Answered by Dan Tomlinson - Exchequer Secretary (HM Treasury)
At the Budget, the VOA announced updated property values from the 2026 revaluation. This revaluation is the first since Covid, which has led to significant increases in rateable values for some properties as they recover from the pandemic.
To support with bill increases, at the Budget, the Government announced a support package worth £4.3 billion over the next three years. This includes a redesigned transitional relief scheme which caps bill increases, and is worth £3.2 billion over the next 3 years, and a supporting small business (SSB) scheme capping bill increases for the smallest businesses losing some or all of their small business rates relief or rural rate relief worth over £500 million. The Government has gone further, by expanding this to ratepayers losing RHL relief to offer further support worth an additional £1.3 billion as they transition to permanently lower tax rates.
As a result, over half of all ratepayers will see no bill increases, including 23% seeing their bills go down. This means most properties seeing increases will see them capped at 15% or less next year, or £800 for the smallest.
More broadly, the Government is delivering a long overdue reform to rebalance the business rates system and support the high street, as promised in our manifesto.
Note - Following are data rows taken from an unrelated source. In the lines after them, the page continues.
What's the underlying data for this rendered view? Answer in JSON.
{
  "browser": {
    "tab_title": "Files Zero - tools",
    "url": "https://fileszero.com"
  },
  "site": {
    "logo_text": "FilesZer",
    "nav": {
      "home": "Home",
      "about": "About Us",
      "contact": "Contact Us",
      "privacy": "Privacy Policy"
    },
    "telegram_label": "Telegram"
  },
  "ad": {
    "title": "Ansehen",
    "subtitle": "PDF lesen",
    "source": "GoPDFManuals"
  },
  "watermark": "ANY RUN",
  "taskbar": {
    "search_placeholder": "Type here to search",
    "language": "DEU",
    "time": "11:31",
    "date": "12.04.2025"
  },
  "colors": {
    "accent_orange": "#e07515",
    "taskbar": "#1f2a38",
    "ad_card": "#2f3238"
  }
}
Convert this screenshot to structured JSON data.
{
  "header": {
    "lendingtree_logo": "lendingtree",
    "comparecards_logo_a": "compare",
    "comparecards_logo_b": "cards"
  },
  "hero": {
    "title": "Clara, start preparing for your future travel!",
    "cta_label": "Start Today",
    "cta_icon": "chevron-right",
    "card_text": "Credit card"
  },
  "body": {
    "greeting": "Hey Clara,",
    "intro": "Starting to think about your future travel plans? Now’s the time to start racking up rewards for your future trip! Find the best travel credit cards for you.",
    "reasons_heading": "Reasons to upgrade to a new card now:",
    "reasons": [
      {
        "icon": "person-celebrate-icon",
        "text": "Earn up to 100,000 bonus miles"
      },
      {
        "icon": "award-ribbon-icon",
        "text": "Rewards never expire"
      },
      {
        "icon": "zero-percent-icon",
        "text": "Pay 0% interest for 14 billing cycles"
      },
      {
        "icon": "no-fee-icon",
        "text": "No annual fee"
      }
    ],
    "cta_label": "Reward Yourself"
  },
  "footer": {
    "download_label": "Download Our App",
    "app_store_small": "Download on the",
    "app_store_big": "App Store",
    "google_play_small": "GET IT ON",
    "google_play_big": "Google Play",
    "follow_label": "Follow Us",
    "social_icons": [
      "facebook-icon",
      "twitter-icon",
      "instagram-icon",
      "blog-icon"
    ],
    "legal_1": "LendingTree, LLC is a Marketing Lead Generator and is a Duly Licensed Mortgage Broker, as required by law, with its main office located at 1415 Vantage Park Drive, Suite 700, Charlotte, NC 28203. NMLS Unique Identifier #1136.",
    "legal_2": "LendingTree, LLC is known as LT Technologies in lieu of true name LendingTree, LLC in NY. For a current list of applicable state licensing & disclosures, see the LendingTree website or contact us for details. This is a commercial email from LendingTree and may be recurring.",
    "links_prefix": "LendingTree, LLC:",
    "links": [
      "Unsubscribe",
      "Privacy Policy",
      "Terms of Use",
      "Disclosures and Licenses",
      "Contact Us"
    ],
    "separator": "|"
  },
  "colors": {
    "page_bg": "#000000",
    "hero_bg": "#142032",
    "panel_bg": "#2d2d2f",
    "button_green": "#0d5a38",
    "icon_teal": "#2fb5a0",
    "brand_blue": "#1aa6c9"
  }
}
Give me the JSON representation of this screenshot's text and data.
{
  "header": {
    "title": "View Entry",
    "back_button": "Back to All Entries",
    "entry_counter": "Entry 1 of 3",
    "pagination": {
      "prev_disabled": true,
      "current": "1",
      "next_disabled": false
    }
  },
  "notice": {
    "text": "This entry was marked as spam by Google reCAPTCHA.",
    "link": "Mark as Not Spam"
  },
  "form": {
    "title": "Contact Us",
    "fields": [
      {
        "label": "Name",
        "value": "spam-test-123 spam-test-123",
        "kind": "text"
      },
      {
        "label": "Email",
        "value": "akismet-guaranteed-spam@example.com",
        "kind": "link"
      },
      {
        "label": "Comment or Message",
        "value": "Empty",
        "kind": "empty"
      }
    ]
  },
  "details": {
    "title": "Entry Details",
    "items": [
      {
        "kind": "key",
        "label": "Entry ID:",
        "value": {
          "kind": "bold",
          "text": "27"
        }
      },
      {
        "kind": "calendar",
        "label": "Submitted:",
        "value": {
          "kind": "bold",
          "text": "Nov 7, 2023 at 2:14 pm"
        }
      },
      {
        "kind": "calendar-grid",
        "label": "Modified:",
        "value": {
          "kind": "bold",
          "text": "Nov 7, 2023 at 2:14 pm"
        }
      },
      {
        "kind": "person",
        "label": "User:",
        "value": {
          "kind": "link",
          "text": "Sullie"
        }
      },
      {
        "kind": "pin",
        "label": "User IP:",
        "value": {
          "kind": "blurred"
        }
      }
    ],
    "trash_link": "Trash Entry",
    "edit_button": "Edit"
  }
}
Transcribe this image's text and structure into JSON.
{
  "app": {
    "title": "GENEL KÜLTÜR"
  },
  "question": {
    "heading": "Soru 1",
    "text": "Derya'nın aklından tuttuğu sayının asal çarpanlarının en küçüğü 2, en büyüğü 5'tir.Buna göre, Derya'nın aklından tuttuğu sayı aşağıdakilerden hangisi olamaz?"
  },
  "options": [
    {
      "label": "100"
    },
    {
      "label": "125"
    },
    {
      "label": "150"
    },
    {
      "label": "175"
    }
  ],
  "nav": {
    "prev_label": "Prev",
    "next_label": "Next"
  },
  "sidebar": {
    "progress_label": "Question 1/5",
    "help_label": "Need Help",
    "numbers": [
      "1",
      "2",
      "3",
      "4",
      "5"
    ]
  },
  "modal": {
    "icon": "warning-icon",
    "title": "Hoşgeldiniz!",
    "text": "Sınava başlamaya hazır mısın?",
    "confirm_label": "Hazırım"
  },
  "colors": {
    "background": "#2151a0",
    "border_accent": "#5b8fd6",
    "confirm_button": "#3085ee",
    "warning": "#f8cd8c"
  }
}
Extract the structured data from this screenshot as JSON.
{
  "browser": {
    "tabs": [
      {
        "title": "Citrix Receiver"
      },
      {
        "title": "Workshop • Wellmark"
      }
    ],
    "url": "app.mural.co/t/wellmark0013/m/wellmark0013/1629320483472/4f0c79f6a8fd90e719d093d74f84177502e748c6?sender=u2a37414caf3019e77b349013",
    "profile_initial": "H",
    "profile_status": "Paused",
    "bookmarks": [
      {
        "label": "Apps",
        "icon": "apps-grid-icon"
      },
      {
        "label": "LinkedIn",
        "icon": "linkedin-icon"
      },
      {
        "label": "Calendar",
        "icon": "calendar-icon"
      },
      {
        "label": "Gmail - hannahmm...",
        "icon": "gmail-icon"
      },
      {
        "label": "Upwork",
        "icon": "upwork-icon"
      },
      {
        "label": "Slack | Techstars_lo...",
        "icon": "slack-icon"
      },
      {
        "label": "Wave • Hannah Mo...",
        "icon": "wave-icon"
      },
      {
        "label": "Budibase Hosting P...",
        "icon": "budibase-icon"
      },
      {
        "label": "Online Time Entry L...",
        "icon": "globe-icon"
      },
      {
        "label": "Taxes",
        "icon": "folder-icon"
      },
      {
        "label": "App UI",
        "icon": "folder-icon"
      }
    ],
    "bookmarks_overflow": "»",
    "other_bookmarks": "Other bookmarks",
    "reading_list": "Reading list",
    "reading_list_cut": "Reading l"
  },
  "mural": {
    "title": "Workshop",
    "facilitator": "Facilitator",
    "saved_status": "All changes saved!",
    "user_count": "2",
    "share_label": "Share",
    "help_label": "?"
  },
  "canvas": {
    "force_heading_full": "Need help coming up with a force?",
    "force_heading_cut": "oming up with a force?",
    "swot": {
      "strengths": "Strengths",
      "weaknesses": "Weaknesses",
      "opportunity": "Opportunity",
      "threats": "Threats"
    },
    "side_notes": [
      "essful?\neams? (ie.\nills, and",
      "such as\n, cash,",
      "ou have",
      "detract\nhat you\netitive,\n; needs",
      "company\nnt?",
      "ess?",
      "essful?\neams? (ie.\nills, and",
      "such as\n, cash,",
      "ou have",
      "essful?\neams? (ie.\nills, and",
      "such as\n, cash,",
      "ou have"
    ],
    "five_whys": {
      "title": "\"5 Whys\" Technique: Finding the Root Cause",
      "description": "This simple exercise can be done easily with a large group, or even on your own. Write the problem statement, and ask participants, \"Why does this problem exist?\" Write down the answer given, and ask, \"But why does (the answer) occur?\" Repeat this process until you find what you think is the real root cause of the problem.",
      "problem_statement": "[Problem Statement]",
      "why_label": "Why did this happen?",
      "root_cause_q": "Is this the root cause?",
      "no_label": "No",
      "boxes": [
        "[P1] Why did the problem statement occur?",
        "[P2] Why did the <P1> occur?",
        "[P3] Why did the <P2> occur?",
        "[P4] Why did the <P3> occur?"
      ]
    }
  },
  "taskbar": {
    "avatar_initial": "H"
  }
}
The Government is doing this by introducing new permanently lower tax rates for eligible retail, hospitality and leisure (RHL) properties, including pubs. These new tax rates are worth nearly £900 million per year, and will benefit over 750,000 properties.
The new RHL tax rates replace the temporary RHL relief that has been winding down since Covid. Unlike RHL relief, the new rates are permanent, giving businesses certainty and stability, and there will be no cap, meaning all qualifying properties on high streets across England will benefit.